Editorial

Les brevets sont mortifères pour la santé.

                  

 Une exigence planétaire grandit : un vaccin et un médicament accessibles à tous. Mais elle se heurte à la propriété des brevets qui privatise connaissances et médicaments. Ce système garantit les profits mais s’oppose à la finalité sanitaire qui a besoin des coopérations entre scientifiques, producteurs et citoyens. Il va à l’encontre de la transparence et de l’égalité d’accès aux soins. Les bugs,  les pertes de compétences, les retards et les inégalités dans la réponse vaccinale mondiale sont avant tout des conséquences de ce système. Ce dernier limite le nombre d’entreprises qui produisent le vaccin, entraînant la pénurie. Les États définissent leurs politiques sanitaires à partir de cette pénurie, transformant la population en cobaye. 

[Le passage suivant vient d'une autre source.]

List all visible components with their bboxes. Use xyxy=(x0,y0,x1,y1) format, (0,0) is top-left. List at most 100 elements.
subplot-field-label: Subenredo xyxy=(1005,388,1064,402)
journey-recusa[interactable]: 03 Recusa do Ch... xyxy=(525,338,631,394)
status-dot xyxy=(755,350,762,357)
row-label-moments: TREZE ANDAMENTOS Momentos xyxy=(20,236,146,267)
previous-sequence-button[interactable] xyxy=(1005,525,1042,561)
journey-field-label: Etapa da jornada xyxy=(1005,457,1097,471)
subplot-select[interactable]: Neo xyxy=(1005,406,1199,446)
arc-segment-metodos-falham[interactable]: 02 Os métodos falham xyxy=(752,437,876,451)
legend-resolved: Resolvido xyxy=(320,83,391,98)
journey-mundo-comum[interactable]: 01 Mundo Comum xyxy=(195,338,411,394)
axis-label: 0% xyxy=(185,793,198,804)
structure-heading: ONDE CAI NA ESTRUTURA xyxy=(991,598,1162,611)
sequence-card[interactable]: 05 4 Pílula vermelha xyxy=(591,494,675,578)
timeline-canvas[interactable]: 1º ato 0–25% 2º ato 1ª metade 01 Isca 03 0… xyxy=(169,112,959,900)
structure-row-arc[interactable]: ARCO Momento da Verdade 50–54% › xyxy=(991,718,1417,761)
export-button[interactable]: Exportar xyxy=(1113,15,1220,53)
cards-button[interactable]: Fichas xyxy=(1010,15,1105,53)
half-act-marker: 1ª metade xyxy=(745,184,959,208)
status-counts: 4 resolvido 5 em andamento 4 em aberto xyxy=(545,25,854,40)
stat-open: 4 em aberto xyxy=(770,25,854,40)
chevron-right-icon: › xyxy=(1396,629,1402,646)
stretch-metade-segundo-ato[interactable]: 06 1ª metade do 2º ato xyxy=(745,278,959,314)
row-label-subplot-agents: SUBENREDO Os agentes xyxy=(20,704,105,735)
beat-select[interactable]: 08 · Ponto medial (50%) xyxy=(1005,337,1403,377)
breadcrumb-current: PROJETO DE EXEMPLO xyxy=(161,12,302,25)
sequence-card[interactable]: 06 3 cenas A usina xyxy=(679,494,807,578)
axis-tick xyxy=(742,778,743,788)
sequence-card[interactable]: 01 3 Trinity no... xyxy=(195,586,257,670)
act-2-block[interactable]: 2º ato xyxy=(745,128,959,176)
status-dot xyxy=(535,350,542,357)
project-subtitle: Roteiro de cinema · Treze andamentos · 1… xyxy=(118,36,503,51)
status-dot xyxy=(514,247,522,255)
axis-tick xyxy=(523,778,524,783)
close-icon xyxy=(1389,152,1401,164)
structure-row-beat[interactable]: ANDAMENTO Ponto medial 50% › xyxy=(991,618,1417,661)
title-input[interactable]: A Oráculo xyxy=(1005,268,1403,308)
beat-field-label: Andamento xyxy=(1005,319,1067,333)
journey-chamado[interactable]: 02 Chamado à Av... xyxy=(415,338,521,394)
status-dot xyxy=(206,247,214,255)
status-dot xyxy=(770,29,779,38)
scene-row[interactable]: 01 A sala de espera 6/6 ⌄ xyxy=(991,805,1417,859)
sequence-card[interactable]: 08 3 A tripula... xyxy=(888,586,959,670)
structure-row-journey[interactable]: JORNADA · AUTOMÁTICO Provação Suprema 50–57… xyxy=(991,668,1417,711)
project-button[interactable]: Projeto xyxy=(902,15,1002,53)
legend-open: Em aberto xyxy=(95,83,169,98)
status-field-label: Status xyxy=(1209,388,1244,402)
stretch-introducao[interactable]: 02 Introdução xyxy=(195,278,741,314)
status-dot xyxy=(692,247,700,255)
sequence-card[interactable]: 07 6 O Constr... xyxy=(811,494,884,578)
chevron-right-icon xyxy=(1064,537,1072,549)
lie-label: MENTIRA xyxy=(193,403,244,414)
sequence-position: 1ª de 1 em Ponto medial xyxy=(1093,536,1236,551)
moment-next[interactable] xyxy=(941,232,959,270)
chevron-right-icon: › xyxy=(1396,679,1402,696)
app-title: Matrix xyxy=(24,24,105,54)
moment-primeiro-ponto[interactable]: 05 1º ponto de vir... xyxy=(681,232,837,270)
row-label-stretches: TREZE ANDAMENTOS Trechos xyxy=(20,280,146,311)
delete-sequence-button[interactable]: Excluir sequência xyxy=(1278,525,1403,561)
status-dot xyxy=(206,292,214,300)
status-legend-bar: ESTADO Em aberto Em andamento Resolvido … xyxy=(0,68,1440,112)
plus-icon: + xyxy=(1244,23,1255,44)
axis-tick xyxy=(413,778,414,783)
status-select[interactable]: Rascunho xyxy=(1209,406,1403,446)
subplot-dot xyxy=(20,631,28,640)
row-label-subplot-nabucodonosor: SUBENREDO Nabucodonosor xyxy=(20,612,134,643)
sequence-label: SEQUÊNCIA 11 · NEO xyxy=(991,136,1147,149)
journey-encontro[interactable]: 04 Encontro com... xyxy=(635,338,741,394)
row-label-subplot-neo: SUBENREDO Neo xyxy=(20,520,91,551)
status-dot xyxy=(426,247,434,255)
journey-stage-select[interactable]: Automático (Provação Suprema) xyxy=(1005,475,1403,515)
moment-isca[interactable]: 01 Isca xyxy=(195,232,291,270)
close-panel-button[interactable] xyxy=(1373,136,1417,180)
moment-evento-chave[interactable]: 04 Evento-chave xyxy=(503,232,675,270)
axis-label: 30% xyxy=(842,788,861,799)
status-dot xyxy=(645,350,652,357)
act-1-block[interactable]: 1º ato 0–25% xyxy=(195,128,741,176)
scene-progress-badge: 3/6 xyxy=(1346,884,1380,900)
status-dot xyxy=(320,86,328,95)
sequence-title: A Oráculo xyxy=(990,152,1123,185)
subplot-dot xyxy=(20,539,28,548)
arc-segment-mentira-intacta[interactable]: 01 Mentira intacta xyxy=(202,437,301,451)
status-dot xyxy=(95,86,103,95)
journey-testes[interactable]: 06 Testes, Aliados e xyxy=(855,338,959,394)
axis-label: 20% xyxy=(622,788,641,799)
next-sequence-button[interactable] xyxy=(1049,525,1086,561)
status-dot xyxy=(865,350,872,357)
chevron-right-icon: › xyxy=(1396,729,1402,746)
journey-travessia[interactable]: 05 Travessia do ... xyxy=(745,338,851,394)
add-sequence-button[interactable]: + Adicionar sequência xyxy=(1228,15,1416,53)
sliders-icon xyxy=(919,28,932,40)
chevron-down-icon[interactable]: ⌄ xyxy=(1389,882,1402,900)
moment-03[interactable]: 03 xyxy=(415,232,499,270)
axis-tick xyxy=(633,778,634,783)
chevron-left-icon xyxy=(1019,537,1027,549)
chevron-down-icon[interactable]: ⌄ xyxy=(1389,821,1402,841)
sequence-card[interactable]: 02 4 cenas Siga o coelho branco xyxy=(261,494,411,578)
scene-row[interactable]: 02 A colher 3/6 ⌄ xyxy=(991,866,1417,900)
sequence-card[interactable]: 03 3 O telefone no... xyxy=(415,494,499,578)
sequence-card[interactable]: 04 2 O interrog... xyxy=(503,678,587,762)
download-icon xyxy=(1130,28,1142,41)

Des médecins, des chercheurs s’insurgent, des pays interviennent

German Velasquez : « Se pourrait-il qu’un bien public à échelle mondiale soit brevetable, c’est-à-dire qu’il puisse y avoir un monopole de quelques-uns au détriment de millions de personnes ? » 

Christophe Prudhomme, médecin urgentiste : « Le temps n’est plus à tergiverser. Il faut faire sauter les brevets sur les vaccins et réquisitionner toutes les usines capables de les produire ».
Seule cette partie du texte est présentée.